Después de pasar una buena noche de sueño, necesitamos levantarnos de la mejor manera posible, para tener un día redondo. El modo en que nos levantamos de la cama, aunque te lo creas, influye considerablemente en el desarrollo de la jornada que comienza. La clave está en la actitud y en poner interés en aprovechar el tiempo desde bien temprano, para ello, aquí van algunos consejos.

Retrasar el despertador

Posponer la alarma una y otra vez cuando suena por la mañana no es nada recomendable. ¿Por qué pusiste el despertador a las 7 cuando realmente te vas a pasar 3 cuartos de hora retrasando la hora de levantarte?

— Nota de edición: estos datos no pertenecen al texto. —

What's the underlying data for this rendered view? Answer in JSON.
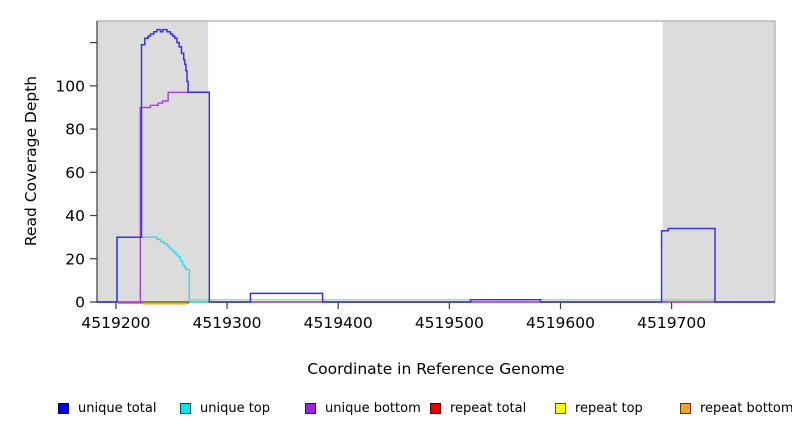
{
  "figure": {
    "xlabel": "Coordinate in Reference Genome",
    "ylabel": "Read Coverage Depth"
  },
  "chart_data": {
    "type": "line",
    "title": "",
    "xlabel": "Coordinate in Reference Genome",
    "ylabel": "Read Coverage Depth",
    "xlim": [
      4519183,
      4519793
    ],
    "ylim": [
      0,
      130
    ],
    "grid": false,
    "x_axis_ticks": [
      {
        "value": 4519200,
        "label": "4519200"
      },
      {
        "value": 4519300,
        "label": "4519300"
      },
      {
        "value": 4519400,
        "label": "4519400"
      },
      {
        "value": 4519500,
        "label": "4519500"
      },
      {
        "value": 4519600,
        "label": "4519600"
      },
      {
        "value": 4519700,
        "label": "4519700"
      }
    ],
    "y_axis_ticks": [
      {
        "value": 0,
        "label": "0"
      },
      {
        "value": 20,
        "label": "20"
      },
      {
        "value": 40,
        "label": "40"
      },
      {
        "value": 60,
        "label": "60"
      },
      {
        "value": 80,
        "label": "80"
      },
      {
        "value": 100,
        "label": "100"
      },
      {
        "value": 120,
        "label": ""
      }
    ],
    "shade_color": "#DCDCDC",
    "shaded_regions": [
      {
        "from": 4519183,
        "to": 4519283
      },
      {
        "from": 4519692,
        "to": 4519793
      }
    ],
    "series": [
      {
        "name": "unlabeled green baseline",
        "color": "#8FE08F",
        "opacity": 1,
        "width": 1.3,
        "offset": 0,
        "in_legend": false,
        "points": [
          [
            4519266,
            1
          ],
          [
            4519739,
            1
          ]
        ]
      },
      {
        "name": "repeat total",
        "color": "#E8336A",
        "opacity": 0.75,
        "width": 1.3,
        "offset": 1.2,
        "in_legend": true,
        "points": [
          [
            4519202,
            0
          ],
          [
            4519266,
            0
          ]
        ]
      },
      {
        "name": "repeat top",
        "color": "#FFFF00",
        "opacity": 1,
        "width": 1.3,
        "offset": 1.2,
        "in_legend": true,
        "points": [
          [
            4519224,
            0
          ],
          [
            4519264,
            0
          ]
        ]
      },
      {
        "name": "repeat bottom",
        "color": "#FF9414",
        "opacity": 1,
        "width": 1.4,
        "offset": 1.8,
        "in_legend": true,
        "points": [
          [
            4519224,
            0
          ],
          [
            4519264,
            0
          ]
        ]
      },
      {
        "name": "unique top",
        "color": "#2EDDE6",
        "opacity": 1,
        "width": 1.4,
        "offset": 0,
        "in_legend": true,
        "points": [
          [
            4519183,
            0
          ],
          [
            4519201,
            30
          ],
          [
            4519237,
            29
          ],
          [
            4519240,
            28
          ],
          [
            4519243,
            27
          ],
          [
            4519246,
            26
          ],
          [
            4519248,
            25
          ],
          [
            4519250,
            24
          ],
          [
            4519252,
            23
          ],
          [
            4519254,
            22
          ],
          [
            4519256,
            21
          ],
          [
            4519258,
            19
          ],
          [
            4519260,
            17
          ],
          [
            4519262,
            16
          ],
          [
            4519263,
            15
          ],
          [
            4519266,
            0
          ],
          [
            4519284,
            0
          ]
        ]
      },
      {
        "name": "unique bottom",
        "color": "#A93BE8",
        "opacity": 1,
        "width": 1.4,
        "offset": 0,
        "in_legend": true,
        "points": [
          [
            4519183,
            0
          ],
          [
            4519222,
            90
          ],
          [
            4519231,
            91
          ],
          [
            4519238,
            92
          ],
          [
            4519242,
            93
          ],
          [
            4519247,
            97
          ],
          [
            4519284,
            0
          ],
          [
            4519793,
            0
          ]
        ]
      },
      {
        "name": "unique total",
        "color": "#3434E0",
        "opacity": 1,
        "width": 1.5,
        "offset": 0,
        "in_legend": true,
        "points": [
          [
            4519183,
            0
          ],
          [
            4519201,
            30
          ],
          [
            4519223,
            119
          ],
          [
            4519226,
            122
          ],
          [
            4519229,
            123
          ],
          [
            4519231,
            124
          ],
          [
            4519234,
            125
          ],
          [
            4519237,
            126
          ],
          [
            4519240,
            125
          ],
          [
            4519242,
            126
          ],
          [
            4519246,
            125
          ],
          [
            4519249,
            124
          ],
          [
            4519251,
            123
          ],
          [
            4519253,
            122
          ],
          [
            4519255,
            120
          ],
          [
            4519257,
            118
          ],
          [
            4519259,
            115
          ],
          [
            4519261,
            112
          ],
          [
            4519262,
            110
          ],
          [
            4519263,
            107
          ],
          [
            4519264,
            102
          ],
          [
            4519265,
            97
          ],
          [
            4519284,
            0
          ],
          [
            4519321,
            4
          ],
          [
            4519386,
            0
          ],
          [
            4519519,
            1
          ],
          [
            4519582,
            0
          ],
          [
            4519691,
            33
          ],
          [
            4519697,
            34
          ],
          [
            4519739,
            0
          ],
          [
            4519793,
            0
          ]
        ]
      }
    ],
    "legend": {
      "position": "bottom",
      "items": [
        {
          "label": "unique total",
          "color": "#0000EE"
        },
        {
          "label": "unique top",
          "color": "#00E5EE"
        },
        {
          "label": "unique bottom",
          "color": "#A020F0"
        },
        {
          "label": "repeat total",
          "color": "#EE0000"
        },
        {
          "label": "repeat top",
          "color": "#FFFF00"
        },
        {
          "label": "repeat bottom",
          "color": "#FFA019"
        }
      ]
    }
  }
}
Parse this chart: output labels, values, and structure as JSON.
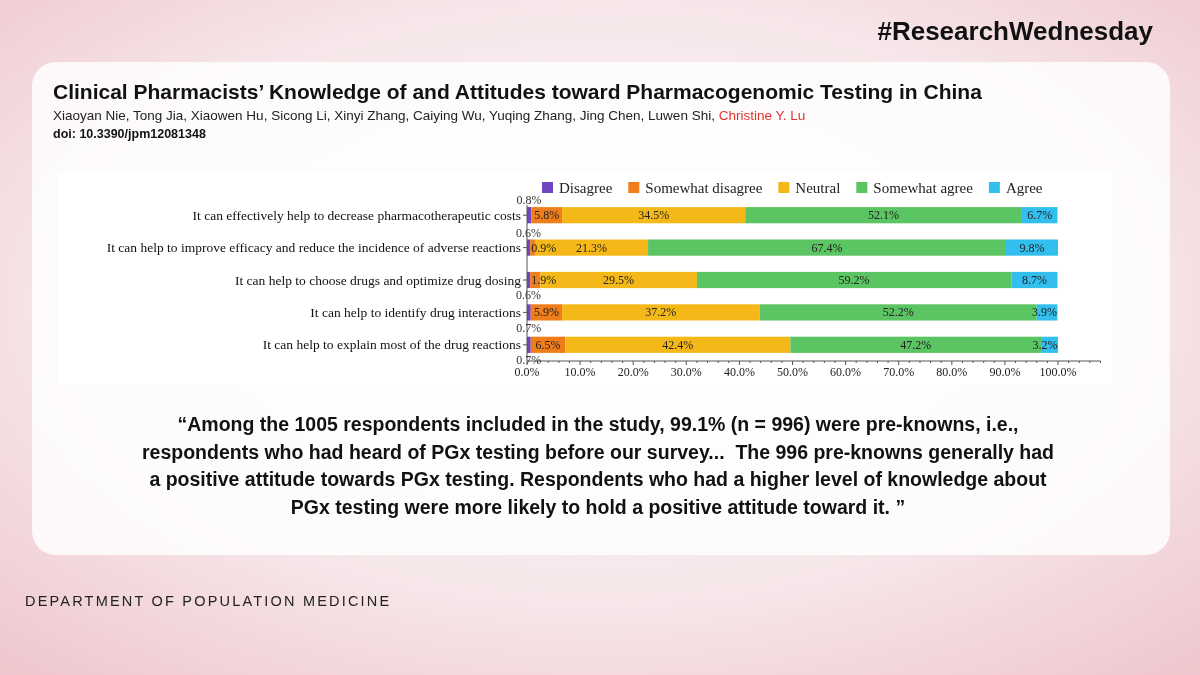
{
  "chart_data": {
    "type": "bar",
    "orientation": "horizontal",
    "stacked": true,
    "title": "Clinical Pharmacists’ Knowledge of and Attitudes toward Pharmacogenomic Testing in China",
    "subtitle": "Xiaoyan Nie, Tong Jia, Xiaowen Hu, Sicong Li, Xinyi Zhang, Caiying Wu, Yuqing Zhang, Jing Chen, Luwen Shi, Christine Y. Lu",
    "annotations": [
      "doi: 10.3390/jpm12081348",
      "#ResearchWednesday",
      "“Among the 1005 respondents included in the study, 99.1% (n = 996) were pre-knowns, i.e., respondents who had heard of PGx testing before our survey...  The 996 pre-knowns generally had a positive attitude towards PGx testing. Respondents who had a higher level of knowledge about PGx testing were more likely to hold a positive attitude toward it. ”",
      "DEPARTMENT OF POPULATION MEDICINE"
    ],
    "categories": [
      "It can effectively help to decrease pharmacotherapeutic costs",
      "It can help to improve efficacy and reduce the incidence of adverse reactions",
      "It can help to choose drugs and optimize drug dosing",
      "It can help to identify drug interactions",
      "It can help to explain most of the drug reactions"
    ],
    "series": [
      {
        "name": "Disagree",
        "color": "#6e47bf",
        "values": [
          0.8,
          0.6,
          0.6,
          0.7,
          0.7
        ],
        "value_labels": [
          "0.8%",
          "0.6%",
          "0.6%",
          "0.7%",
          "0.7%"
        ]
      },
      {
        "name": "Somewhat disagree",
        "color": "#ee7d1a",
        "values": [
          5.8,
          0.9,
          1.9,
          5.9,
          6.5
        ],
        "value_labels": [
          "5.8%",
          "0.9%",
          "1.9%",
          "5.9%",
          "6.5%"
        ]
      },
      {
        "name": "Neutral",
        "color": "#f5b819",
        "values": [
          34.5,
          21.3,
          29.5,
          37.2,
          42.4
        ],
        "value_labels": [
          "34.5%",
          "21.3%",
          "29.5%",
          "37.2%",
          "42.4%"
        ]
      },
      {
        "name": "Somewhat agree",
        "color": "#5bc463",
        "values": [
          52.1,
          67.4,
          59.2,
          52.2,
          47.2
        ],
        "value_labels": [
          "52.1%",
          "67.4%",
          "59.2%",
          "52.2%",
          "47.2%"
        ]
      },
      {
        "name": "Agree",
        "color": "#33bfee",
        "values": [
          6.7,
          9.8,
          8.7,
          3.9,
          3.2
        ],
        "value_labels": [
          "6.7%",
          "9.8%",
          "8.7%",
          "3.9%",
          "3.2%"
        ]
      }
    ],
    "xlim": [
      0,
      108
    ],
    "xticks": [
      {
        "value": 0,
        "label": "0.0%"
      },
      {
        "value": 2,
        "label": null
      },
      {
        "value": 4,
        "label": null
      },
      {
        "value": 6,
        "label": null
      },
      {
        "value": 8,
        "label": null
      },
      {
        "value": 10,
        "label": "10.0%"
      },
      {
        "value": 12,
        "label": null
      },
      {
        "value": 14,
        "label": null
      },
      {
        "value": 16,
        "label": null
      },
      {
        "value": 18,
        "label": null
      },
      {
        "value": 20,
        "label": "20.0%"
      },
      {
        "value": 22,
        "label": null
      },
      {
        "value": 24,
        "label": null
      },
      {
        "value": 26,
        "label": null
      },
      {
        "value": 28,
        "label": null
      },
      {
        "value": 30,
        "label": "30.0%"
      },
      {
        "value": 32,
        "label": null
      },
      {
        "value": 34,
        "label": null
      },
      {
        "value": 36,
        "label": null
      },
      {
        "value": 38,
        "label": null
      },
      {
        "value": 40,
        "label": "40.0%"
      },
      {
        "value": 42,
        "label": null
      },
      {
        "value": 44,
        "label": null
      },
      {
        "value": 46,
        "label": null
      },
      {
        "value": 48,
        "label": null
      },
      {
        "value": 50,
        "label": "50.0%"
      },
      {
        "value": 52,
        "label": null
      },
      {
        "value": 54,
        "label": null
      },
      {
        "value": 56,
        "label": null
      },
      {
        "value": 58,
        "label": null
      },
      {
        "value": 60,
        "label": "60.0%"
      },
      {
        "value": 62,
        "label": null
      },
      {
        "value": 64,
        "label": null
      },
      {
        "value": 66,
        "label": null
      },
      {
        "value": 68,
        "label": null
      },
      {
        "value": 70,
        "label": "70.0%"
      },
      {
        "value": 72,
        "label": null
      },
      {
        "value": 74,
        "label": null
      },
      {
        "value": 76,
        "label": null
      },
      {
        "value": 78,
        "label": null
      },
      {
        "value": 80,
        "label": "80.0%"
      },
      {
        "value": 82,
        "label": null
      },
      {
        "value": 84,
        "label": null
      },
      {
        "value": 86,
        "label": null
      },
      {
        "value": 88,
        "label": null
      },
      {
        "value": 90,
        "label": "90.0%"
      },
      {
        "value": 92,
        "label": null
      },
      {
        "value": 94,
        "label": null
      },
      {
        "value": 96,
        "label": null
      },
      {
        "value": 98,
        "label": null
      },
      {
        "value": 100,
        "label": "100.0%"
      },
      {
        "value": 102,
        "label": null
      },
      {
        "value": 104,
        "label": null
      },
      {
        "value": 106,
        "label": null
      },
      {
        "value": 108,
        "label": null
      }
    ],
    "legend": "top"
  }
}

Estar en la cama cinco minutos más no va a hacer que estemos más descansados y nuestra mañana sea más productiva. Además este corto periodo de tiempo, normalmente se alarga (no son solo “cinco minutos” y lo sabes) haciendo que empecemos el día con retrasos y estrés.

Por otro lado, cuando posponemos la alarma, se vuelve a activar el ciclo del sueño, haciendo que nos despertemos confundidos y ya estamos empezando mal el día.

El móvil puede esperar

Tienes todo el día para estar con el móvil ¿es que no puedes esperar? Seguro que te reconoces encendiendo el móvil, nada más levantarte de la cama, y es que casi todos comenzamos el día leyendo mensajes de Whatsapp, revisando los “trending topics” o las noticias de última hora. Esto puede hacerte perder más tiempo de la cuenta, con el consiguiente estrés in crescendo, desde bien temprano, lo que no es lo más saludable para empezar el día.

La luz del día nos ayuda a despertarnos

¡Arriba la persiana! Los expertos indican que la exposición a la claridad contribuye a llenarnos de energía. Un truco muy sencillo es abrir la persiana, para hacer más llevadero el “madrugón”.

Establece tus prioridades y no pierdas el tiempo

Organiza tu agenda (solo necesitas repasarla mentalmente la noche anterior o mientras te tomas el café) para optimizar y emplear mejor la energía a lo largo del día. No pierdas el tiempo en tareas innecesarias, como por ejemplo pensar en el modelito que lucirás ese día.